Digital electronics knowledge is essential for a broad range of careers and this module represents a key component for the development of the students in this area. Digital electronics knowledge results in enhanced employability in any area of electronic and electrical engineering, as well as in computing or artificial intelligence. By developing skills using a real-world programming language, the module will further contribute to the improving the employability of students
Teaching and assessment of the course involves a series of assignments as well as recommendations for more challenging questions and content that go beyond the taught material. Through these, the students are encouraged to learn to utilise a broad range of resources as well to develop their time-management and problem-solving skills, ultimately developing their resourcefulness and resilience.
Digital electronics represents the basis for a range of engineering applications to sustainability.

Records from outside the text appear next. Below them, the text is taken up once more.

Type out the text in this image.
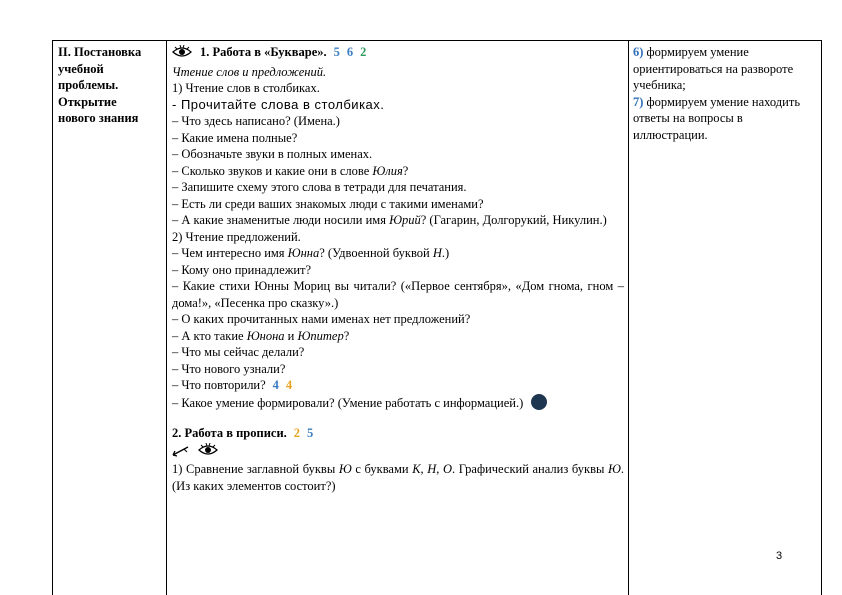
II. Постановка
учебной
проблемы.
Открытие
нового знания
1. Работа в «Букваре». 5 6 2
Чтение слов и предложений.
1) Чтение слов в столбиках.
- Прочитайте слова в столбиках.
– Что здесь написано? (Имена.)
– Какие имена полные?
– Обозначьте звуки в полных именах.
– Сколько звуков и какие они в слове Юлия?
– Запишите схему этого слова в тетради для печатания.
– Есть ли среди ваших знакомых люди с такими именами?
– А какие знаменитые люди носили имя Юрий? (Гагарин, Долгорукий, Никулин.)
2) Чтение предложений.
– Чем интересно имя Юнна? (Удвоенной буквой Н.)
– Кому оно принадлежит?
– Какие стихи Юнны Мориц вы читали? («Первое сентября», «Дом гнома, гном – дома!», «Песенка про сказку».)
– О каких прочитанных нами именах нет предложений?
– А кто такие Юнона и Юпитер?
– Что мы сейчас делали?
– Что нового узнали?
– Что повторили? 4 4
– Какое умение формировали? (Умение работать с информацией.)
2. Работа в прописи. 2 5
1) Сравнение заглавной буквы Ю с буквами К, Н, О. Графический анализ буквы Ю. (Из каких элементов состоит?)
6) формируем умение ориентироваться на развороте учебника;
7) формируем умение находить ответы на вопросы в иллюстрации.
3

Programmes this module appears in
|Electronic Engineering with Space Systems MEng||1||Compulsory||A weighted aggregate mark of 40% is required to pass the module|
|Electronic Engineering with Space Systems BEng (Hons)||1||Compulsory||A weighted aggregate mark of 40% is required to pass the module|
|Computer and Internet Engineering MEng||1||Compulsory||A weighted aggregate mark of 40% is required to pass the module|
|Computer and Internet Engineering BEng (Hons)||1||Compulsory||A weighted aggregate mark of 40% is required to pass the module|
|Electronic Engineering BEng (Hons)||1||Compulsory||A weighted aggregate mark of 40% is required to pass the module|
|Electrical and Electronic Engineering BEng (Hons)||1||Compulsory||A weighted aggregate mark of 40% is required to pass the module|
|Electronic Engineering with Nanotechnology BEng (Hons)||1||Compulsory||A weighted aggregate mark of 40% is required to pass the module|
|Electronic Engineering with Nanotechnology MEng||1||Compulsory||A weighted aggregate mark of 40% is required to pass the module|
|Electrical and Electronic Engineering MEng||1||Compulsory||A weighted aggregate mark of 40% is required to pass the module|
|Electronic Engineering MEng||1||Compulsory||A weighted aggregate mark of 40% is required to pass the module|
|Electronic Engineering with Computer Systems MEng||1||Compulsory||A weighted aggregate mark of 40% is required to pass the module|
|Electronic Engineering with Computer Systems BEng (Hons)||1||Compulsory||A weighted aggregate mark of 40% is required to pass the module|
Please note that the information detailed within this record is accurate at the time of publishing and may be subject to change. This record contains information for the most up to date version of the programme / module for the 2023/4 academic year.